Un programme alléchant dans ce bref ouvrage de J.-L. Laville et M. Riot-Sarcey, tout est dit dans son introduction, il vise à en finir tant avec l’idée fabriquée de toute pièce d’un capitalisme indépassable forgée par les dominants ainsi qu’avec la mythique démocratie représentative… Au-delà son ambition est triple, rappeler que « résister est l’unique chemin de la liberté » et que pour cela il convient « d’ôter le masque des serviteurs » du néolibéralisme afin de redonner place à l’utopie émancipatrice et à l’auto-organisation déjà en projet parmi les ouvriers au 19e siècle.

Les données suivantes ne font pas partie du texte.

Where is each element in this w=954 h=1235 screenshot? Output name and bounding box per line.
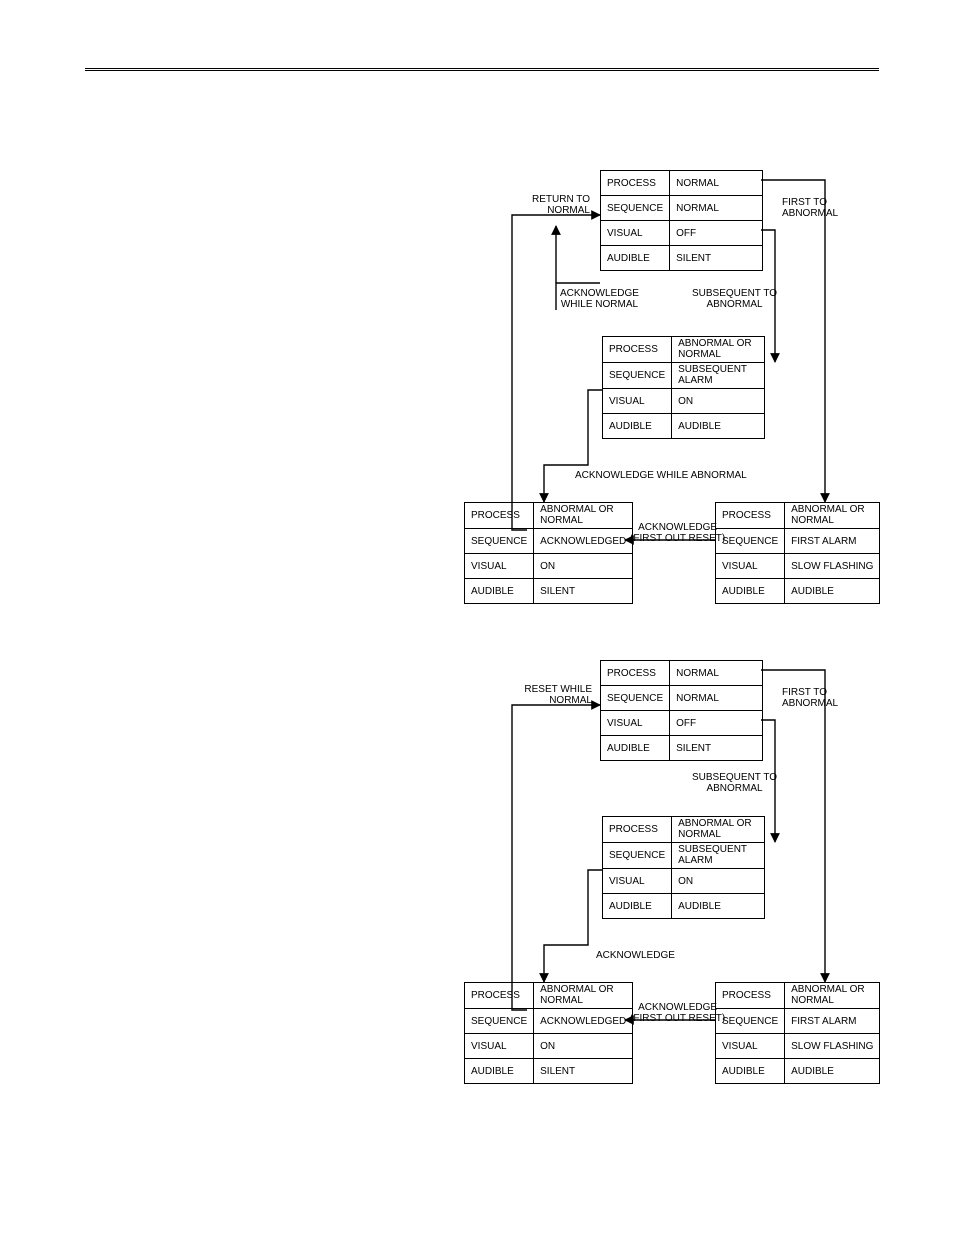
cell: SEQUENCE [716, 529, 785, 554]
cell: SILENT [670, 736, 763, 761]
cell: OFF [670, 711, 763, 736]
cell: PROCESS [716, 983, 785, 1009]
diagram-2: PROCESSNORMAL SEQUENCENORMAL VISUALOFF A… [0, 660, 954, 1120]
d1-label-subsequent-to-abnormal: SUBSEQUENT TOABNORMAL [692, 288, 777, 310]
cell: SILENT [534, 1059, 633, 1084]
cell: SEQUENCE [465, 529, 534, 554]
cell: SEQUENCE [603, 843, 672, 869]
cell: SUBSEQUENTALARM [672, 843, 765, 869]
cell: SEQUENCE [716, 1009, 785, 1034]
cell: SEQUENCE [603, 363, 672, 389]
cell: AUDIBLE [672, 894, 765, 919]
d2-label-acknowledge: ACKNOWLEDGE [596, 950, 675, 961]
cell: VISUAL [465, 1034, 534, 1059]
cell: AUDIBLE [465, 579, 534, 604]
cell: ACKNOWLEDGED [534, 529, 633, 554]
cell: ON [672, 869, 765, 894]
cell: FIRST ALARM [785, 1009, 880, 1034]
d1-label-ack-first-out-reset: ACKNOWLEDGE(FIRST OUT RESET) [630, 522, 725, 544]
d1-label-ack-while-abnormal: ACKNOWLEDGE WHILE ABNORMAL [575, 470, 747, 481]
cell: SEQUENCE [601, 196, 670, 221]
cell: ON [672, 389, 765, 414]
cell: ACKNOWLEDGED [534, 1009, 633, 1034]
cell: AUDIBLE [716, 579, 785, 604]
cell: PROCESS [601, 661, 670, 686]
cell: VISUAL [465, 554, 534, 579]
cell: VISUAL [603, 389, 672, 414]
d1-state-subsequent: PROCESSABNORMAL ORNORMAL SEQUENCESUBSEQU… [602, 336, 765, 439]
cell: SLOW FLASHING [785, 1034, 880, 1059]
d2-label-ack-first-out-reset: ACKNOWLEDGE(FIRST OUT RESET) [630, 1002, 725, 1024]
cell: VISUAL [601, 711, 670, 736]
cell: NORMAL [670, 661, 763, 686]
cell: VISUAL [716, 1034, 785, 1059]
cell: PROCESS [716, 503, 785, 529]
d2-label-first-to-abnormal: FIRST TOABNORMAL [782, 687, 838, 709]
cell: NORMAL [670, 196, 763, 221]
d1-state-acknowledged: PROCESSABNORMAL ORNORMAL SEQUENCEACKNOWL… [464, 502, 633, 604]
d1-label-first-to-abnormal: FIRST TOABNORMAL [782, 197, 838, 219]
cell: PROCESS [603, 337, 672, 363]
d1-state-first-alarm: PROCESSABNORMAL ORNORMAL SEQUENCEFIRST A… [715, 502, 880, 604]
cell: NORMAL [670, 171, 763, 196]
cell: ABNORMAL ORNORMAL [672, 337, 765, 363]
cell: SILENT [670, 246, 763, 271]
cell: PROCESS [465, 503, 534, 529]
cell: ABNORMAL ORNORMAL [534, 983, 633, 1009]
cell: ABNORMAL ORNORMAL [785, 503, 880, 529]
cell: AUDIBLE [785, 1059, 880, 1084]
cell: VISUAL [603, 869, 672, 894]
cell: AUDIBLE [785, 579, 880, 604]
d2-state-acknowledged: PROCESSABNORMAL ORNORMAL SEQUENCEACKNOWL… [464, 982, 633, 1084]
cell: SILENT [534, 579, 633, 604]
cell: SLOW FLASHING [785, 554, 880, 579]
d1-label-return-to-normal: RETURN TONORMAL [520, 194, 590, 216]
cell: AUDIBLE [601, 246, 670, 271]
d2-state-normal: PROCESSNORMAL SEQUENCENORMAL VISUALOFF A… [600, 660, 763, 761]
cell: AUDIBLE [672, 414, 765, 439]
cell: AUDIBLE [601, 736, 670, 761]
cell: PROCESS [603, 817, 672, 843]
d2-label-subsequent-to-abnormal: SUBSEQUENT TOABNORMAL [692, 772, 777, 794]
cell: SUBSEQUENTALARM [672, 363, 765, 389]
d2-state-first-alarm: PROCESSABNORMAL ORNORMAL SEQUENCEFIRST A… [715, 982, 880, 1084]
cell: AUDIBLE [603, 894, 672, 919]
d1-state-normal: PROCESSNORMAL SEQUENCENORMAL VISUALOFF A… [600, 170, 763, 271]
cell: ON [534, 554, 633, 579]
d2-state-subsequent: PROCESSABNORMAL ORNORMAL SEQUENCESUBSEQU… [602, 816, 765, 919]
cell: NORMAL [670, 686, 763, 711]
cell: AUDIBLE [603, 414, 672, 439]
cell: AUDIBLE [465, 1059, 534, 1084]
page-divider [85, 68, 879, 71]
cell: FIRST ALARM [785, 529, 880, 554]
cell: SEQUENCE [601, 686, 670, 711]
cell: ABNORMAL ORNORMAL [785, 983, 880, 1009]
cell: VISUAL [716, 554, 785, 579]
cell: ABNORMAL ORNORMAL [534, 503, 633, 529]
cell: ABNORMAL ORNORMAL [672, 817, 765, 843]
cell: PROCESS [465, 983, 534, 1009]
diagram-1: PROCESSNORMAL SEQUENCENORMAL VISUALOFF A… [0, 170, 954, 630]
d1-label-ack-while-normal: ACKNOWLEDGEWHILE NORMAL [560, 288, 639, 310]
cell: ON [534, 1034, 633, 1059]
cell: SEQUENCE [465, 1009, 534, 1034]
cell: PROCESS [601, 171, 670, 196]
cell: AUDIBLE [716, 1059, 785, 1084]
cell: OFF [670, 221, 763, 246]
d2-label-reset-while-normal: RESET WHILENORMAL [516, 684, 592, 706]
cell: VISUAL [601, 221, 670, 246]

Les auteurs égrainent une longue liste d’expériences récentes porteuses d’un nouveau monde en gestation, du Soudan à l’Hirak algérien en passant par le Chili, le Chiapas, les ZAD, les gilets jaunes… qui à leur manière, souvent sans le savoir, réinventent une sentence de Coeurderoy : « que les hommes ne fassent plus de révolutions tant qu’ils n’auront pas appris à se passer du pouvoir ». Ils se livrent ensuite à une critique radicale et accessible du néolibéralisme et de son individualisme pervers et anti-collectif qui, de fait, ne permet à chacun selon un mot de son théoricien Friedman à que « de voter pour la couleur de la cravate qui lui plaît ». Méfions-nous pourtant des habits neufs de néolibéralisme « social business », entreprenariat social et capitalisme éthique derrière lequel en cas de résistance se cache la répression des nouveaux états populisto-autoritaires toujours fermement opposés au socialisme dit « utopique ». L’ouvrage se poursuit par l’évocation de deux siècles de tentatives d’auto-organisation que visera à juguler le recours systématique à la démocratie représentative des possédants et des bureaucraties : résultats d’une servitude pas toujours volontaire mais surtout dus à l’oubli de l’idée d’émancipation au profit d’une prise de pouvoir d’état. Il se termine sur un possible retour de l’émancipation en références aux expériences d’auto-organisations évoquées ci-dessus, Hirack, gilets jaunes…. Les auteurs à leur manière redécouvrent l’écart absolu de Fourier, les capacités politiques des classes ouvrières et au-delà déjà pointées par Proudhon (qu’ils ne citent pas) et la critique radicale des anarchistes envers les avant-gardes jamais éclairées. A lire et à recommander toutefois sans modération.

Michèle Riot-Sarcey sera sur les ondes de Radio libertaire le 17 octobre à 11 h 30

Hugues, Gr. Commune de Paris

Laville, Riot-Sarcey, 2020, Le réveil de l’utopie, Ed. de l’atelier.